One task that didn't exactly make our clothes a very dark shade of black soon crept up on us. We sure were grateful for a bit of a change. Aside from the obvious hole in the stage, the apparent missing windows were another issue that needed to be dealt with. So, first began the teaching that was done by Mr. Finch, and after the example was set we all began our work. The glass was delicate, so everyone had to be extra careful. But after we got used to the putty and glass, the work was steadily accomplished. We also saw how glass was cut. It was neat to see Mr. Finch glide through the glass with such a tiny blade; one wrong move and it would all fall apart. But Mr. Finch really knows his stuff, so it was all done with little error.
Along with cutting glass, we learned how to analyze paint, as well as the old nails that can be found all around this church. The tiny samples we took held so much information in the many layers. It was fascinating.
Nearing the end of the road, as our jobs were slowing, we really could take a step back and see all that we had accomplished. We could barely imagine the stage with the gaping hole that was now replaced by new lumber that every one of us helped put in.
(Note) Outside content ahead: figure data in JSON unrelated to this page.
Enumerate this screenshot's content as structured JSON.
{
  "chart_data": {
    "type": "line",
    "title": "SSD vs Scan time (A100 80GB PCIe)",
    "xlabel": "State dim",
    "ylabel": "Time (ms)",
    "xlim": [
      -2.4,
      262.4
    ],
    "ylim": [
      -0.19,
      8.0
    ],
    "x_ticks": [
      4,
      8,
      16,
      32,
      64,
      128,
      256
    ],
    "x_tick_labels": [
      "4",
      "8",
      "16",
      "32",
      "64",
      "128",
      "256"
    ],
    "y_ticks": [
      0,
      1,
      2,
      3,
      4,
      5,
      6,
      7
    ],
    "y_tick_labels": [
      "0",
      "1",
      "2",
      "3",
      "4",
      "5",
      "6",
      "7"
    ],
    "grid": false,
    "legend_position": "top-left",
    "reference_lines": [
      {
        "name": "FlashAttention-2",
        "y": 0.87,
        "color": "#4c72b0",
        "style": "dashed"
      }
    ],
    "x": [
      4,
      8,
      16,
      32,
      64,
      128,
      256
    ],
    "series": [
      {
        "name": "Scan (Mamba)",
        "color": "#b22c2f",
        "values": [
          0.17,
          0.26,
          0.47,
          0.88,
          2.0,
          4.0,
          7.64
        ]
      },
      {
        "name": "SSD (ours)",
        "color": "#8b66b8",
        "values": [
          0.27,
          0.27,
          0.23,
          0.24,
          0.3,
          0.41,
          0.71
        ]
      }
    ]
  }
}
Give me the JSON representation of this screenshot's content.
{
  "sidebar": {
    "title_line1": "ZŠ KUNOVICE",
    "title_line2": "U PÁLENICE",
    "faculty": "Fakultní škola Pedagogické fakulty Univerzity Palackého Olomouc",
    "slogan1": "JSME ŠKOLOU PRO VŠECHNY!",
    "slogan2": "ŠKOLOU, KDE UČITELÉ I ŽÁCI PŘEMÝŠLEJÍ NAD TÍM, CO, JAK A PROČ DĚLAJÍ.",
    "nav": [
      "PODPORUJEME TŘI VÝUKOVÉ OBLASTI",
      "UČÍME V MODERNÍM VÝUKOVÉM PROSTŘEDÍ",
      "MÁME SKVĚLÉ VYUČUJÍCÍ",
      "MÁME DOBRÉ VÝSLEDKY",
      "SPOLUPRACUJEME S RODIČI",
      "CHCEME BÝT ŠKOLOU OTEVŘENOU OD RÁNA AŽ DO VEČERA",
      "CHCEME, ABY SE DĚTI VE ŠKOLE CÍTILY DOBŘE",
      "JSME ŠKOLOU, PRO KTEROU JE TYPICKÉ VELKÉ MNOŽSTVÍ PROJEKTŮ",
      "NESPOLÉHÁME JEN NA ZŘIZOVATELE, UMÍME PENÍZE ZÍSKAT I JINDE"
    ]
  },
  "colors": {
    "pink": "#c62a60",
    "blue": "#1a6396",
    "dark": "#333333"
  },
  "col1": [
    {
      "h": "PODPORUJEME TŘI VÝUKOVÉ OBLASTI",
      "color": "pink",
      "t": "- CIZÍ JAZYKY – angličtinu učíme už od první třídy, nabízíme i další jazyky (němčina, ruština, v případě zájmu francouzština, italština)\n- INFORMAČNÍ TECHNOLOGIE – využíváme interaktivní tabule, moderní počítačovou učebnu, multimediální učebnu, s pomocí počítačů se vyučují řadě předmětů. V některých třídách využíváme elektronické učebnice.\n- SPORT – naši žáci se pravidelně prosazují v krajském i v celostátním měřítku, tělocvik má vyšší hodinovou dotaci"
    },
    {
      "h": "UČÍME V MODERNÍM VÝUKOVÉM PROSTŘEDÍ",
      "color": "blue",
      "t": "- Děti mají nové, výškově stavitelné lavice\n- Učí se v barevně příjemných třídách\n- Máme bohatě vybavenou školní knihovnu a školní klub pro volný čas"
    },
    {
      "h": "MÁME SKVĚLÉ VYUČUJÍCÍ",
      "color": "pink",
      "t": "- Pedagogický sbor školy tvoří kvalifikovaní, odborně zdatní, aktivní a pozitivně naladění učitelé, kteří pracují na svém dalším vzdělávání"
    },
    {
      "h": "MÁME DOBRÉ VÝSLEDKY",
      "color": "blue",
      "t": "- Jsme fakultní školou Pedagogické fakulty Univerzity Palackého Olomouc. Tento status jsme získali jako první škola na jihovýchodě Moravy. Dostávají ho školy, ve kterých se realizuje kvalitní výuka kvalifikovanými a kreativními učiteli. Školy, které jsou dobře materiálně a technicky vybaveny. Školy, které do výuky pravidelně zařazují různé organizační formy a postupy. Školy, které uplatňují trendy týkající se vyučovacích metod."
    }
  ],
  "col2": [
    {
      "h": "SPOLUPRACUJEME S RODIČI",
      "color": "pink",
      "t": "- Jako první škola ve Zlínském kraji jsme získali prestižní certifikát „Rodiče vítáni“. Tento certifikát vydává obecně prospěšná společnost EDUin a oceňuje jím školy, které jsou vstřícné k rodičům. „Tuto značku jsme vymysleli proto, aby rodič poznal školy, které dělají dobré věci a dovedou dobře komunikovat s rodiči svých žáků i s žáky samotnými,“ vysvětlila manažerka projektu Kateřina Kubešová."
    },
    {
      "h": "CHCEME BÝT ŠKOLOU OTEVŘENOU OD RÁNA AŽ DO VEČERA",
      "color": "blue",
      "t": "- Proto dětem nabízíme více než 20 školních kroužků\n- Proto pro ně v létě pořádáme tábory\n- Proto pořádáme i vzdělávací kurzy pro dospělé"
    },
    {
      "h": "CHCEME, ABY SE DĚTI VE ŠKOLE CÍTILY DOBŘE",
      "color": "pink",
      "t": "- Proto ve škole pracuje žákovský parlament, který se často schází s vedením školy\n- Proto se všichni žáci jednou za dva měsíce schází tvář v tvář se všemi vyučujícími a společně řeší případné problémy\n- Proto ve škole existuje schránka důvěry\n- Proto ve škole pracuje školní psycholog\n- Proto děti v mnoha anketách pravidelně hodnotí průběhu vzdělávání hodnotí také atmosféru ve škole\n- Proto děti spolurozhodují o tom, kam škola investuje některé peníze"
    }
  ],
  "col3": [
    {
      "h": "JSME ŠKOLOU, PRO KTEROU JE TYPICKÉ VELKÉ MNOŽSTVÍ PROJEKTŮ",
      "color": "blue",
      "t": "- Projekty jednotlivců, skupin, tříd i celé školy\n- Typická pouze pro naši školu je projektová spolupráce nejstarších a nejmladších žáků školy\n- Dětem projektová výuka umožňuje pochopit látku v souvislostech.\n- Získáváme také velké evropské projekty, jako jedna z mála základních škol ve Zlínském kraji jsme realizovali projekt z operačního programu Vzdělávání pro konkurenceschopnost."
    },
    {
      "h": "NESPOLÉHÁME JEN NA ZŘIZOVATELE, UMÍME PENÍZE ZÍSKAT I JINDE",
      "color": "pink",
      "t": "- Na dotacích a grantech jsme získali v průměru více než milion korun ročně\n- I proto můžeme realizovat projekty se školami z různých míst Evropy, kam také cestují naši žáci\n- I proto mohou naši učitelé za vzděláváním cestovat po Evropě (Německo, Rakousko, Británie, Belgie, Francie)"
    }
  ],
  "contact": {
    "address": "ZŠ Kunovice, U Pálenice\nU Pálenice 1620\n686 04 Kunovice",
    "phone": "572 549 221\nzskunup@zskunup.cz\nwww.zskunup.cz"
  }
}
The windows that we worked so hard on. The many pounds of wood, cement, and rock carried out and away. But to know that we played a part in the restoration of not only a special building, but a historically rich city, forgotten in this ever changing world. Maybe sometime soon, or in a generation or two, Newburgh will shine like its potential shows it can. But all of us, we worked hard, and we know that our efforts here are bringing our city up, little by little.